New falling trendlines drawn that should be resistance on any rally. The one in blue is a channel and should be smaller resistance then the trendline green that points to around 2183 today (but is falling of course and will be lower tomorrow).
The MACD's on this 60 minute chart are pointing up nicely this morning and could take all day to get overbought.
Good Monday morning to everyone. Yeah, it's Monday... the weekend is over and it's time to get back to work. Afterhours on Friday I see a possible FP on the SPY of 218.10 around the 5pm time slot. That would be around 2180 on the SPX Cash I guess, which might just be 2175-2177 on the ES Futures... and that's right into the upper trendline in blue from the falling channel. Considering this week is still expected to have light volume (especially on Monday) I'd lean toward an early rally this morning with either a sideways trade or small pullback into the close. Resistance overhead is that 2175 zone and then 2183 area, which I would ONLY be interested in a short if the higher level is reached today by the close with the MACD's getting overbought again. If we instead just tag the lower level and pullback into the close (from the MACD's being overbought and deciding to rollover into the close and afterhours) I'd then expect Tuesday to open down a little and then turn back up to make another rally attempt for the green falling trendline.
Basically it's all about getting the MACD's very overbought into the close today, which puts the price level up closer to the green falling trendline in the 2183 zone right now, which would be one straight and long wave up to "most" likely end that move and provide another drop on Tuesday. But (as we all know) the market is very, very controlled and a move toward the blue falling trendline this morning and then a small pullback late in the day would allow that MACD to rollover afterhours and reset back up to rally up on Tuesday... which sounds a lot more like what SkyNet would prefer to do as it would help the bulls by getting the short term charts more oversold then overbought for todays and tomorrows moves. For later in the week I can't yet see any clues as to whether we are about to start a nice correction move down or if this is just more chop in a (now wider) trading range between 2140 and 2190.

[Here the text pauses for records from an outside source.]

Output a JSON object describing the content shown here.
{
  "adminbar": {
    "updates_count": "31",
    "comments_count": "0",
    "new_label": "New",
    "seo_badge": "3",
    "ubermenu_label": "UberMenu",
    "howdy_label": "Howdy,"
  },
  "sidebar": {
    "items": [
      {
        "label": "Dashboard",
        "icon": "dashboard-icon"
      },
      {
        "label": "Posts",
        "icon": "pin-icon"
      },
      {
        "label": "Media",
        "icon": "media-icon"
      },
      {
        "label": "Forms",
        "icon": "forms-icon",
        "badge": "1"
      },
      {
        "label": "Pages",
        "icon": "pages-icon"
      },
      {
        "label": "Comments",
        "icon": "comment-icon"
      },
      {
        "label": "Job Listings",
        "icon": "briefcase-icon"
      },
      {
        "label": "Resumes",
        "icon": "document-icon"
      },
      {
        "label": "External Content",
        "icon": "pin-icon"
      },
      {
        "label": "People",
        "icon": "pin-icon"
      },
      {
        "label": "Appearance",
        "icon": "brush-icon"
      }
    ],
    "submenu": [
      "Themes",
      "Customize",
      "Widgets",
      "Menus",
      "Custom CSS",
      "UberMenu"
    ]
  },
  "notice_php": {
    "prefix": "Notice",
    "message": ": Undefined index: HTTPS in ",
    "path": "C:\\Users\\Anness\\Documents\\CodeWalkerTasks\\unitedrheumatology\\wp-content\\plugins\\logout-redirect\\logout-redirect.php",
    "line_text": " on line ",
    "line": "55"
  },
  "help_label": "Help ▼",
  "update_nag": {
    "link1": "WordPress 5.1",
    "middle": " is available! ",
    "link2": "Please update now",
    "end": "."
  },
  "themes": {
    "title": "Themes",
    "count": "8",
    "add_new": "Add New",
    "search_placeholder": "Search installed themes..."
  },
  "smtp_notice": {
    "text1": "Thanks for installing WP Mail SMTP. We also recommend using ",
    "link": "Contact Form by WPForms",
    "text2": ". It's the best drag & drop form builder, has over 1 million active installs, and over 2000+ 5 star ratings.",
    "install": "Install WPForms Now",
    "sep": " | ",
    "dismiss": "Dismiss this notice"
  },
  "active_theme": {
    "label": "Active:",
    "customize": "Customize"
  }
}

This Friday we have the non farm payroll report released (now called the "Employment Situtaion" on the Economic Calendars from both Barrons and Bloomberg) which is put out on the first Friday of every month (this Friday is September the 2nd... yeah, August is over this week guys). This report could move the market... which direction I don't know? I just know that as long as the puppets on TV are still bearish I don't think we'll see much on the downside. So it's entirely possible that the report could spark a rally through the 2200 level and get a squeeze going up to the 230 SPY FP from last year (about 2300 SPX), or it could be viewed poorly and start some type of correction... but I'm having my doubts on seeing that 185 FP on the SPY before the election.
Next week have Labor Day on September 5th, which means the stock market will be closed that day. So it's again going to be hard to get some big drop started from this Friday's data going into a 3 day holiday weekend. Unfortunately I just don't have a crystal ball that can tell me if we are going to run up to 230 or down to 185 anytime soon. So I'll just try to tell you the day to day moves for now.